Top officials of the Labor Ministry have suggested to the Parliamentary Committee on Labor that the existing system e scrapped to keep pension funds like EPFO viable. He has emphasized on a defined contribution regime rather than defined benefits. That is, PF members will get a benefit according to their contribution.
According to sources, the officials told the parliamentary committee on Thursday that the EPFO has more than 23 lakh pensioners who get a pension of Rs 1000 every month. While his contribution to PF was less than a quarter of it. He argued that if the system of defined contributions was not adopted, it would not be practical for the government to support it for a long time.
No increase Pension
EPFO’s Central Board of Trustees had recommended raising the minimum pension from Rs 2000 to Rs 3000 in August 2019. But the Labor Ministry did not implement it.

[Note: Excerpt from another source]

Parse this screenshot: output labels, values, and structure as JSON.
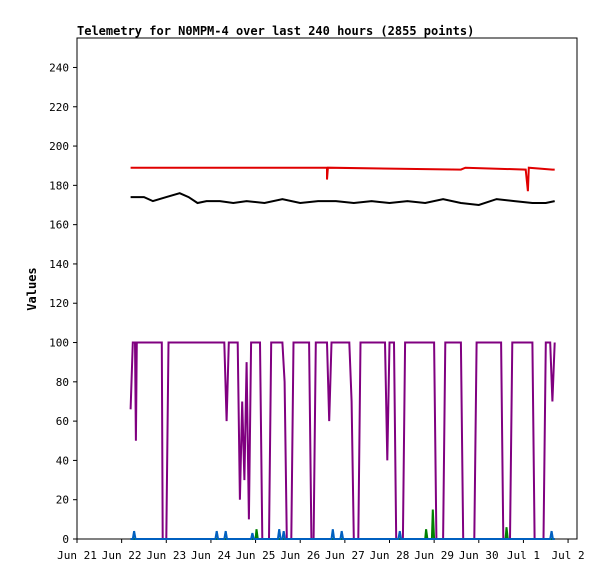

The Parliamentary Committee had responded to the Labor Ministry in this regard. Sources told the Times of India that raising the minimum pension to Rs 2000 would cost Rs 4500 crore. If it is increased to Rs 3000, then the government will incur an additional burden of Rs 14595 crore.
At Thursday’s meeting, officials acknowledged that a large proportion of EPFO invested in the stock market turned out to be a bad investment. The slowdown in the economy due to Covid-19 pandemic gave negative returns on these investments. Officials said that out of the fund corpus of Rs 13.7 lakh crore of EPFO, only 5% i.e. Rs 4600 crore has been invested in the market. According to officials, the government is trying to ensure that EPFO funds can be avoided by investing risky products and schemes.